Dr Martin Stirling: It's an excellent question. And Luke, if you can just start your stop watch, because I might go on a very extended monologue now. Okay, good.
No, it's a really good point because just after you've gone to all of this effort, putting engineering controls in place, you see a worker wander down to the skip and up-end the vacuum cleaner, and they are covered in a billowing cloud of dust.
So we've seen principal contractors when they've done time and motion studies with their workers, where they see spikes in dust exposure, much like the plot that was shown earlier with spikes in exposure, when you get out of a working cab, you see a huge spike in exposure when a person empties a vacuum cleaner, because they automatically become exposed to all of that dust that they've carefully collected.
So it's really important that the vacuum cleaner that's being used, being an N class or be it an H class vacuum cleaner, it simply has to be fitted with a bag. Okay? And now that bag can be a capable bag, which can be capped off and put in a put in a skip or plastic bag that can be tied off and put in a skip. And then you also suggest when putting a SWMS together that if a person is taking off the lid of a vacuum cleaner or changing a bag, regardless if it's capable or not capable, to be wearing a mask, because just the mere action of taking a vacuum cleaner lid off, it does pull out a plume of dust. And then the same goes for exchanging filters. That's a very important thing to be careful with when cleaning a filter or exchanging a filter, is that the person is wearing a mask, but it's also important to bag that filter when it's disposed of in landfill.
Speaker 3: Thank you so much for your presentation. I'm going to go to part two of the questions that are just started with the last speaker, is because we've talked about all these devices that are doing engineering controls to capture the dust whilst the person is doing the drill bits and stuff. And your study is already showed that there are secondary dusts exposure to people that's in the environment or walking in a building construction site, as you can see here, is that there's a lot of people that walk, subcontractors come in, they will not be in full PPE. You may have engineering controls and their dust barriers, plastic sheetings and stuff like that, but still that secondary exposure may still be there. So in this whole forum, I think in the last year, I've been looking, following these trends for, quite seriously and I still haven't seen anything talking about air scrubbing or air filtration systems being used on site. The last presenter had an air scrubber, which was really fantastic. So what's your thought on that?

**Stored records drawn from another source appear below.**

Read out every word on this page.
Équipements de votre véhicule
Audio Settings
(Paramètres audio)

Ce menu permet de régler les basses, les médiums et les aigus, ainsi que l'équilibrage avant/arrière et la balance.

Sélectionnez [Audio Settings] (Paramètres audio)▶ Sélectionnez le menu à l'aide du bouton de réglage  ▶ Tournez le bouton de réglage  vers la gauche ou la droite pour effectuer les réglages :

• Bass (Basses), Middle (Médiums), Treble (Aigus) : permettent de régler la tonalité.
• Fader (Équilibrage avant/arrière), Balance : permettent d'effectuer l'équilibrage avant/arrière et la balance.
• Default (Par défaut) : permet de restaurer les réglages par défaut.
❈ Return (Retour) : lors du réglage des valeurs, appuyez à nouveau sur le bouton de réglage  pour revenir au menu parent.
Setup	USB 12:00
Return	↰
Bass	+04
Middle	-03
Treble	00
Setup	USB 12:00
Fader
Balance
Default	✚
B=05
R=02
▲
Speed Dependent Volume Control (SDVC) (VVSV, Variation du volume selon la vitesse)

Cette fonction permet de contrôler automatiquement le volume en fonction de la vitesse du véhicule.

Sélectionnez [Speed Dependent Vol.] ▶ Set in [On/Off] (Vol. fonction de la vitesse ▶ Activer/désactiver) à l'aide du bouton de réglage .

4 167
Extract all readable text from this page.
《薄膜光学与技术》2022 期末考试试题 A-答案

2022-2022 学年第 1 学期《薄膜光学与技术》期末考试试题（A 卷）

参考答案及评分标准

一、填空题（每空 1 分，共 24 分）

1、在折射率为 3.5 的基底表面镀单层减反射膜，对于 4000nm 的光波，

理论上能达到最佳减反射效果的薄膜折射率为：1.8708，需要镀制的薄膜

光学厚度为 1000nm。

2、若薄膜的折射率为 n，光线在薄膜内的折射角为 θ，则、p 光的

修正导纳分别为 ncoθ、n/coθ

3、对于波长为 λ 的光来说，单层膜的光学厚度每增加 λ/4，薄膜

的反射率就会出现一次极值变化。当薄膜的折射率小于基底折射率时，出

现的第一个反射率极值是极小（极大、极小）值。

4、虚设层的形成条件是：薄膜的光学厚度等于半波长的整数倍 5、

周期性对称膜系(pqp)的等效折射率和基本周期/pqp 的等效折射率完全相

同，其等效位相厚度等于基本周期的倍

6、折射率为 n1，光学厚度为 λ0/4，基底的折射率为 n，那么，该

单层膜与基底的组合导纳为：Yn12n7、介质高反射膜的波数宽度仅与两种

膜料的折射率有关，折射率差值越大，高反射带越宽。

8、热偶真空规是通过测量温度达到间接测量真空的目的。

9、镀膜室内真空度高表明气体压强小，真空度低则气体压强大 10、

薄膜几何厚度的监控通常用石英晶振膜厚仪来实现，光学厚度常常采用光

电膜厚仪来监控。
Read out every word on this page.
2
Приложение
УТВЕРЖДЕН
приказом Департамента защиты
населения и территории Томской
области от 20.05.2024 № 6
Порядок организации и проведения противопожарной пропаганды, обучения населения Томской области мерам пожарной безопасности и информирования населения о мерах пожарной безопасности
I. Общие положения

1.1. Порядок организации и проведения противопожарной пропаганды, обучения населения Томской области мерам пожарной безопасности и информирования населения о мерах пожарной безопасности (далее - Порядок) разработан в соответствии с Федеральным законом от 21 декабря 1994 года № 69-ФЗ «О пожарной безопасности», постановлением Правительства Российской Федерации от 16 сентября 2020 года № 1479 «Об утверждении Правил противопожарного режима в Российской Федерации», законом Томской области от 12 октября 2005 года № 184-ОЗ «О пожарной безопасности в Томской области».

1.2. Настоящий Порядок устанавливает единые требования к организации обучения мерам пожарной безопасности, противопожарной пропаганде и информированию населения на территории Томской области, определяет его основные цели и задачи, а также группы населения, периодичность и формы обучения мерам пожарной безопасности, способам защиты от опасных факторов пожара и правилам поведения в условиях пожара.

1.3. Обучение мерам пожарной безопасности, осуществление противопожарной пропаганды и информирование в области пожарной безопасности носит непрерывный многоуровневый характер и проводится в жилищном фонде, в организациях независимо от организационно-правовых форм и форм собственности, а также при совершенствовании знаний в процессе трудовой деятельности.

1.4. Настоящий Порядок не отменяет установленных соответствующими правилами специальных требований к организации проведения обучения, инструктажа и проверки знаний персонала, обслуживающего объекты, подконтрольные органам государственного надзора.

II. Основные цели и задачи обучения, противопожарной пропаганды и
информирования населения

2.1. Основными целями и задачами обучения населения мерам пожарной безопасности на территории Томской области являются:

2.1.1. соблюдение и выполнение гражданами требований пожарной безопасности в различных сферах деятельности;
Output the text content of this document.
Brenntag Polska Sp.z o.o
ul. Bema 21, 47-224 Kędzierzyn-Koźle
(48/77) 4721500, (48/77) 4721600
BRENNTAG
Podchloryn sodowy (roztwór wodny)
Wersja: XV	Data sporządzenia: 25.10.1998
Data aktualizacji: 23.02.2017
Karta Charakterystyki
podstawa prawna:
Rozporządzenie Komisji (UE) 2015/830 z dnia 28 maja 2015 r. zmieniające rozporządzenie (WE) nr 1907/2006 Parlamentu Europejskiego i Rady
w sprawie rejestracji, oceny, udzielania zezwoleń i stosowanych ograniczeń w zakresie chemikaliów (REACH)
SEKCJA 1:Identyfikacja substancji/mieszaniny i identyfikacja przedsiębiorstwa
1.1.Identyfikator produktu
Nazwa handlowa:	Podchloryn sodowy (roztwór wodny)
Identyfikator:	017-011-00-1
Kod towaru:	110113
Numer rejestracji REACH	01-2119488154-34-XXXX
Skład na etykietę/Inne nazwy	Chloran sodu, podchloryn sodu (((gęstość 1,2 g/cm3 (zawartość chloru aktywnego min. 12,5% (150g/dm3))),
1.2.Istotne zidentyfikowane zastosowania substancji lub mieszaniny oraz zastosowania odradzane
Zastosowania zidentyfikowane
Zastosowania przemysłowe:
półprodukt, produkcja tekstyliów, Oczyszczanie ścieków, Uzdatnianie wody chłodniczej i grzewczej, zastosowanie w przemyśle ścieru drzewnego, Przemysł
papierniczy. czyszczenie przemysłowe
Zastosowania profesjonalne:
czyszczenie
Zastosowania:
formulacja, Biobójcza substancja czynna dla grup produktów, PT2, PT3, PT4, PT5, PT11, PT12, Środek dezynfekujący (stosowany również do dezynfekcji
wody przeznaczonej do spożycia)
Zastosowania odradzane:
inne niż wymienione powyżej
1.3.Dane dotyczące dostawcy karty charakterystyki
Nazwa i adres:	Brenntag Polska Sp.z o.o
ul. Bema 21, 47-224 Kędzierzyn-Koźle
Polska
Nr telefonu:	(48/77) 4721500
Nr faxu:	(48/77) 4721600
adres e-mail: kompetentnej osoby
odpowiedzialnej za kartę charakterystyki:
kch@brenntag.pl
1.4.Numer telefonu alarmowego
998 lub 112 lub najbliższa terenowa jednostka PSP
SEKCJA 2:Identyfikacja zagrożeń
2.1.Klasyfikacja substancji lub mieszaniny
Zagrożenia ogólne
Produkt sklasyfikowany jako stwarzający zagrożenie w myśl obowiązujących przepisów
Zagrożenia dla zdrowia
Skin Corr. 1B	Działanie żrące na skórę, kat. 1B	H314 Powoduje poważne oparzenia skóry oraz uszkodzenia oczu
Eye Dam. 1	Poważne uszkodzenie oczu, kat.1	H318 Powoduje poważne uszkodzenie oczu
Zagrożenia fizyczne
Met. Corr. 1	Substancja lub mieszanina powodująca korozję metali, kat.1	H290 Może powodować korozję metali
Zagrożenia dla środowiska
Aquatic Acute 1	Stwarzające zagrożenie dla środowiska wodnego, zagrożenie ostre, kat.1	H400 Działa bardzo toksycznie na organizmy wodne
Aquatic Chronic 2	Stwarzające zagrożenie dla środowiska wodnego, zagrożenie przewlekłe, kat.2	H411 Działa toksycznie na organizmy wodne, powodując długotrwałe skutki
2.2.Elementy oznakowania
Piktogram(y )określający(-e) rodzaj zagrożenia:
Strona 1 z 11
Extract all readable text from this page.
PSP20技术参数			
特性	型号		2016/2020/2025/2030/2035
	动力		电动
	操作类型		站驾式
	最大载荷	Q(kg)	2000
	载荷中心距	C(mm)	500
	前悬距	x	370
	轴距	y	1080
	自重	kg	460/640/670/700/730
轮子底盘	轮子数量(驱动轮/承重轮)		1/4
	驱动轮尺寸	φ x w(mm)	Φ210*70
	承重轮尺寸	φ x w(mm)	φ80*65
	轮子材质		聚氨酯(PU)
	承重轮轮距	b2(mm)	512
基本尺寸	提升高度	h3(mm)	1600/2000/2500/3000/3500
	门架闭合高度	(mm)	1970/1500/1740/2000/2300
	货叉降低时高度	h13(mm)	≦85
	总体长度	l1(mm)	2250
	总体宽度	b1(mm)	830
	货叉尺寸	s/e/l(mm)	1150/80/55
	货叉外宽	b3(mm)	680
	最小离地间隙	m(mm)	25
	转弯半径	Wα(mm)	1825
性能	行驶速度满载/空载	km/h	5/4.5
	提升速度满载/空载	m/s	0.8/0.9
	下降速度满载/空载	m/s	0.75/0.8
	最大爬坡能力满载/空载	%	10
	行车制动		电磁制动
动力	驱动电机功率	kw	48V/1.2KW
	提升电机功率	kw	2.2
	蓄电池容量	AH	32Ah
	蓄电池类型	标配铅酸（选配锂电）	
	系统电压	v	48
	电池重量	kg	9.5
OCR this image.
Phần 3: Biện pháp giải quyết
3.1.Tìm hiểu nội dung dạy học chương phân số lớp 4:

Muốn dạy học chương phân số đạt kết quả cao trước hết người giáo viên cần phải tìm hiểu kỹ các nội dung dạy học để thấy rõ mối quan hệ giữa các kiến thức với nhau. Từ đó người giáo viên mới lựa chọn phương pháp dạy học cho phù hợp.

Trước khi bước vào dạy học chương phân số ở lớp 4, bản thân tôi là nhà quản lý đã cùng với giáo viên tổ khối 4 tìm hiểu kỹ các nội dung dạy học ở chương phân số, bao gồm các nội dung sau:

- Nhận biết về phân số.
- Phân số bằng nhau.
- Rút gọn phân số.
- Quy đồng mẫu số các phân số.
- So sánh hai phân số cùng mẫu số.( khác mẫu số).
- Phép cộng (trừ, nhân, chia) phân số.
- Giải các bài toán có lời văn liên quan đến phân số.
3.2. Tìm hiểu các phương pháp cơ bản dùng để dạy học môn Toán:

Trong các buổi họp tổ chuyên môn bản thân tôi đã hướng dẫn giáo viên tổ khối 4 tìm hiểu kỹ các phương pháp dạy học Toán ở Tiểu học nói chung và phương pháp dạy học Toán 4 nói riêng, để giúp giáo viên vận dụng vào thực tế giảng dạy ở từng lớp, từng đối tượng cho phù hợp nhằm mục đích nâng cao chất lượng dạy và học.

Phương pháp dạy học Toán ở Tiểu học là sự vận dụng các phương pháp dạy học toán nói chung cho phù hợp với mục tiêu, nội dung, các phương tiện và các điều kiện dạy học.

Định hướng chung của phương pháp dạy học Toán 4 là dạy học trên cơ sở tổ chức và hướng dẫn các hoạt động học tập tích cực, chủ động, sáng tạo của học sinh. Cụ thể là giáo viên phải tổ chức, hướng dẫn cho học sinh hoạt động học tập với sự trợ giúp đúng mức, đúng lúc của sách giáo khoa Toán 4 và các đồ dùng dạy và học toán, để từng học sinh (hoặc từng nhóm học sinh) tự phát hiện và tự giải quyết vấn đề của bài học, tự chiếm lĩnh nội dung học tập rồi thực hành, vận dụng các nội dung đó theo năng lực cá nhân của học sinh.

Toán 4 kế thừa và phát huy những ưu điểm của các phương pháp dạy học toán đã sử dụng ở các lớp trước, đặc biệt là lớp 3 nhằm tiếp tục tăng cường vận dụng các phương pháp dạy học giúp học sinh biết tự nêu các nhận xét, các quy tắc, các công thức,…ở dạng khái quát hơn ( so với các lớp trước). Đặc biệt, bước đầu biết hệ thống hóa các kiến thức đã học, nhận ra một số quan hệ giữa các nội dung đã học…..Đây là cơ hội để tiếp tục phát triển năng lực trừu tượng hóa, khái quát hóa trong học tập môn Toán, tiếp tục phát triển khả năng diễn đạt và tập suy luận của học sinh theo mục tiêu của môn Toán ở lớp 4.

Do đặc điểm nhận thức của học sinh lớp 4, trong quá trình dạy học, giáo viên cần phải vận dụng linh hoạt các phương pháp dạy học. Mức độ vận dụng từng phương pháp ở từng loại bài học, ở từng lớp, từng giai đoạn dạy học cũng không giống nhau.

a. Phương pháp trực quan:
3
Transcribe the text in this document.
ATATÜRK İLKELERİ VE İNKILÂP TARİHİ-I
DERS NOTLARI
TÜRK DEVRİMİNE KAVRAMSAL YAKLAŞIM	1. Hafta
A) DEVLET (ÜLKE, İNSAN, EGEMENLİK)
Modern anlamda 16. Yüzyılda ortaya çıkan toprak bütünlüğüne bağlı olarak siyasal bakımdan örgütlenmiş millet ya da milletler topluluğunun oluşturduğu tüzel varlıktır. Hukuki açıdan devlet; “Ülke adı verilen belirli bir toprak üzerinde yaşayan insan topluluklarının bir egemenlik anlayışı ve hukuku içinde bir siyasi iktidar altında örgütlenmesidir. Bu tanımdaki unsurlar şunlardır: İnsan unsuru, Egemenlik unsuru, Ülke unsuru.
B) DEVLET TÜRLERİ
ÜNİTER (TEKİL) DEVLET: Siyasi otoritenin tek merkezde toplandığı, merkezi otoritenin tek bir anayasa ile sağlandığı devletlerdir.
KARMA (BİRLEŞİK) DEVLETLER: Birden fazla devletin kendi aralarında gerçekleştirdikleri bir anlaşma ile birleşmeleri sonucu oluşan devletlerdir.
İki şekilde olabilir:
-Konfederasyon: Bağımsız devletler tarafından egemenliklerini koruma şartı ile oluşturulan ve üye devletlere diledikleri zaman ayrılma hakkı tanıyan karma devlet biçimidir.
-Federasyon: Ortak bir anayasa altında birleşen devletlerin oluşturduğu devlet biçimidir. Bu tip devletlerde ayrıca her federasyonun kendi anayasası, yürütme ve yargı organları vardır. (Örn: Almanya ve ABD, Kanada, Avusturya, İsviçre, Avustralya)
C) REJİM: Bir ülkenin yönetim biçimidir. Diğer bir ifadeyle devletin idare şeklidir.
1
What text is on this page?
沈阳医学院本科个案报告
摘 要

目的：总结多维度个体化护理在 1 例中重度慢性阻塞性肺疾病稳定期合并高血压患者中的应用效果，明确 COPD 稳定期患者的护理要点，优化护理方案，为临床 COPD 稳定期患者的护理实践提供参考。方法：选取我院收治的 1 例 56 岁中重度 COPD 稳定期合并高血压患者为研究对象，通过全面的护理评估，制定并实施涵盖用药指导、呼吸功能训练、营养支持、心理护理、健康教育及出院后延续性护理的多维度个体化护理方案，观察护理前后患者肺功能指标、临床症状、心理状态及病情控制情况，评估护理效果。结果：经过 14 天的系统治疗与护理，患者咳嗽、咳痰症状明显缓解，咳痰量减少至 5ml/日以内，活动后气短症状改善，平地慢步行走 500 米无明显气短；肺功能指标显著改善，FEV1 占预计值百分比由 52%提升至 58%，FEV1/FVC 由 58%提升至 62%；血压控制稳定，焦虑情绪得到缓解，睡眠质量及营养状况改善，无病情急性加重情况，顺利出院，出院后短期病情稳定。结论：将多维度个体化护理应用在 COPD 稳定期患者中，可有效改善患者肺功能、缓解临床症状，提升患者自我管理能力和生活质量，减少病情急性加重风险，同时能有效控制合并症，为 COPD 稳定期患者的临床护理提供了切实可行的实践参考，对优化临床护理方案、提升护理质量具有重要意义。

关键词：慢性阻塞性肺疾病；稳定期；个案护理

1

Dr Martin Stirling: You know, the question of air scrubbers or air cleaners is a very relevant one, but the bigger question is, "Well, how do I control the environment?" So there's two methods. One is the additional engineering control, IE the air scrubber and the other one is the administrative control. So we do observe principal contractors coordinating off areas. Say, for example, if any cutting to be done, they have a cutting area and they either control it fully within that cutting area and then have an air cleaner attached to that cutting area to clean it. Or we see a lot of contractors starting to go to the air cleaner route. And there are a number of products on the marketplace and, and please come up and see me during the break and I can give you some recommendations of potential places to look, but that's an area in development, the air cleaner market, but definitely something we're going to need to consider for the future, when we think about not looking about dust control just with the engineering control, but dust control for my entire environment.